I guess the best thing that I can say is that I am surprised that I failed so badly yesterday. I really did not expect failure, but it found me at around 7:30 last night. I really planned to ride 100 miles in one day. We began riding at at 3:15 in the morning and I gave up after only 65 miles. I may be joining the ranks of the many who have discovered that they not only are not the men they once were, but that they were never the men that they once were.
Failure was perhaps foreseeable, but what happened on the first leg of the effort was not. I often forget to remove my glasses when riding in the dark. (They are tinted and reduce even the small amount of light that exists in the woods at night from reaching my corneas.)As we set out after 3:00 am I remembered to take them off.
Without my glasses I have very poor vision. I have gotten used to not being able to see things that are there but am still entertained by the fact that without my glasses I often see things that are not there. For example, when riding in the darkness I often find myself swerving to avoid trees that are clearly directly in my path and could cause serious injury to me or my horse, but for the fact that they do not exist. The illusions are interesting. I had several such illusions yesterday morning but then I encountered something that was a bit chilling. (This is not a joke).
Lydia was riding Owl Prophet who prefers to hang back a bit from the horse ahead of him, even in the day light. She was far enough behind me so that I could not hear his hooves strike the ground as we cantered along. (Again, no big deal in that, aside from needing glasses and having only a few more teeth than the average rooster, my hearing is beyond impaired.)
On occasion when riding in the darkness I see patches of lighter spaces a head of me. I assume that they are spots where moonbeams reach the forest floor. What I saw ahead of me was not a patch of lightness. About fifty yards ahead of me the trail was glowing. I yelled back to Lydia to ask her what was going on in front of us. I had never seen such a burst of light.
She told me that there was nothing there. She said that she could not see any light in front off us at all. As she is telling me this I continued to see the path ahead of me lit up like the premier screening of a movie in the 1930's.

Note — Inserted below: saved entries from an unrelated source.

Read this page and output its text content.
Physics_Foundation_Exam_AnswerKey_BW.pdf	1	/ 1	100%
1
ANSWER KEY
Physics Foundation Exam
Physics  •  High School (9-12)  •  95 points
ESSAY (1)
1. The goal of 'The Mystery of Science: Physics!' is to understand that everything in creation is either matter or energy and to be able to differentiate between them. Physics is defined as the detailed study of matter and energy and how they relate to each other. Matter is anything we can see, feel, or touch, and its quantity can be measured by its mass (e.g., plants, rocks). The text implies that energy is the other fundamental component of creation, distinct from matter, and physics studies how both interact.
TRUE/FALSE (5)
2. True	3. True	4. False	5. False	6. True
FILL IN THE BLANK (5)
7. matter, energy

We changed direction. We got on with the ride. Obviously, what ever I saw was merely an illusion resulting from the darkness and my poor eye sight. Obviously, that must be the case because Lydia saw nothing. I am a grown, and often rational man. Obviously I should never have any concern about riding through there again in the darkness, even by myself.
But I will not do that even though Lydia saw nothing. I was riding Holland. Holland does not rear, ever. When someone turned on the lights in the middle of the woods Holland began rearing. Lydia did not see anything, but Holland and I did.
This is a picture of Holland, my great Shackleford Spanish mustang, a few days after he came to live with me. He is a calm, rational horse.
Like Mark Twain, he does not believe in ghosts at all but he is afraid of them.